All of which is to say that while the punditariat may indeed prefer a two- or three-person race (and put a thumb on the coverage scale to make it happen), we the voters are in no way obliged to oblige them. Quite the contrary. There are enough primaries left, enough voices yet to be heard, I think all the viable candidates should keep running.
There’s a lot at stake come the general election. But there’s a lot at stake, too, in the Democratic primary. Not only do we need a champion to face Donald Trump come November, we need to flip the Senate and bolster our House majority. The person who can lead that wave might be any of the top contenders.
Me, I think that person is Elizabeth Warren.
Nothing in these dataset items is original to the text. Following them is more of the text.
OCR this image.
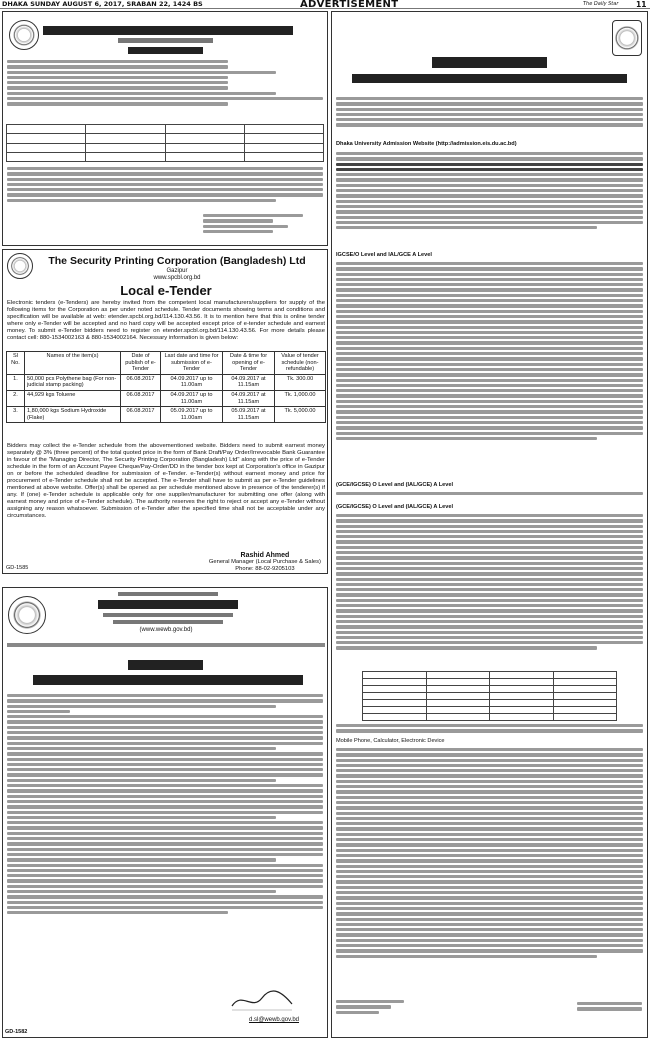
DHAKA SUNDAY AUGUST 6, 2017, SRABAN 22, 1424 BS	ADVERTISEMENT	The Daily Star 11

The Security Printing Corporation (Bangladesh) Ltd
Gazipur
www.spcbl.org.bd
Local e-Tender
Electronic tenders (e-Tenders) are hereby invited from the competent local manufacturers/suppliers for supply of the following items for the Corporation as per under noted schedule. Tender documents showing terms and conditions and specification will be available at web: etender.spcbl.org.bd/114.130.43.56. It is to mention here that this is online tender where only e-Tender will be accepted and no hard copy will be accepted except price of e-tender schedule and earnest money. To submit e-Tender bidders need to register on etender.spcbl.org.bd/114.130.43.56. For more details please contact cell: 880-1534002163 & 880-1534002164. Necessary information is given below:
Sl No.	Names of the item(s)	Date of publish of e-Tender	Last date and time for submission of e-Tender	Date & time for opening of e-Tender	Value of tender schedule (non-refundable)
1.	50,000 pcs Polythene bag (For non-judicial stamp packing)	06.08.2017	04.09.2017 up to 11.00am	04.09.2017 at 11.15am	Tk. 300.00
2.	44,929 kgs Toluene	06.08.2017	04.09.2017 up to 11.00am	04.09.2017 at 11.15am	Tk. 1,000.00
3.	1,80,000 kgs Sodium Hydroxide (Flake)	06.08.2017	05.09.2017 up to 11.00am	05.09.2017 at 11.15am	Tk. 5,000.00
Bidders may collect the e-Tender schedule from the abovementioned website. Bidders need to submit earnest money separately @ 3% (three percent) of the total quoted price in the form of Bank Draft/Pay Order/Irrevocable Bank Guarantee in favour of the "Managing Director, The Security Printing Corporation (Bangladesh) Ltd" along with the price of e-Tender schedule in the form of an Account Payee Cheque/Pay-Order/DD in the tender box kept at Corporation's office in Gazipur on or before the scheduled deadline for submission of e-Tender. e-Tender(s) without earnest money and price for procurement of e-Tender schedule shall not be accepted. The e-Tender shall have to submit as per e-Tender guidelines mentioned at above website. Offer(s) shall be opened as per schedule mentioned above in presence of the tenderer(s) if any. If (one) e-Tender schedule is applicable only for one supplier/manufacturer for submitting one offer (along with earnest money and price of e-Tender schedule). The authority reserves the right to reject or accept any e-Tender without assigning any reason whatsoever. Submission of e-Tender after the specified time shall not be acceptable under any circumstances.
Rashid Ahmed
General Manager (Local Purchase & Sales)
Phone: 88-02-9205103
GD-1585
(www.wewb.gov.bd)
d.sl@wewb.gov.bd
GD-1582
Dhaka University Admission Website (http://admission.eis.du.ac.bd)
IGCSE/O Level and IAL/GCE A Level
(GCE/IGCSE) O Level and (IAL/GCE) A Level
(GCE/IGCSE) O Level and (IAL/GCE) A Level

Mobile Phone, Calculator, Electronic Device
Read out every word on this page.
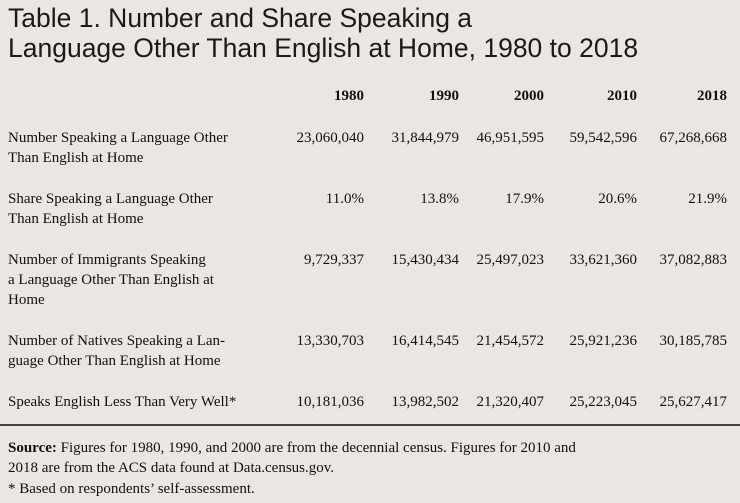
Table 1. Number and Share Speaking a
Language Other Than English at Home, 1980 to 2018
1980	1990	2000	2010	2018
Number Speaking a Language Other
Than English at Home
23,060,040	31,844,979	46,951,595	59,542,596	67,268,668
Share Speaking a Language Other
Than English at Home
11.0%	13.8%	17.9%	20.6%	21.9%
Number of Immigrants Speaking
a Language Other Than English at
Home
9,729,337	15,430,434	25,497,023	33,621,360	37,082,883
Number of Natives Speaking a Lan-
guage Other Than English at Home
13,330,703	16,414,545	21,454,572	25,921,236	30,185,785
Speaks English Less Than Very Well*	10,181,036	13,982,502	21,320,407	25,223,045	25,627,417
Source: Figures for 1980, 1990, and 2000 are from the decennial census. Figures for 2010 and
2018 are from the ACS data found at Data.census.gov.
* Based on respondents’ self-assessment.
I think she’s got the intellect, temperament, experience, and plans to carry us forward into the interesting times ahead, and I’m not the only one. Even most people for whom she’s not the top choice put her as their second choice. Far as I can tell, her only negatives are among billionaires and the Extremely Online folks who think she doesn’t go far enough on M4A. She’s got a thousand staffers and millions in the bank, and she’s in the fight for all the right reasons. So things going badly isn’t going to slow her down, nor should it.
Put it another way: Nevertheless, she’ll persist.
And so will I in supporting her as she continues to run. And if, come June, there’s no clear winner, and we have a contested convention, well, then even if she doesn’t get the nomination, I want Elizabeth Warren at the table, with as many delegates as she can get in her pocket, to make sure the people and policies she’s fighting for get their fair share.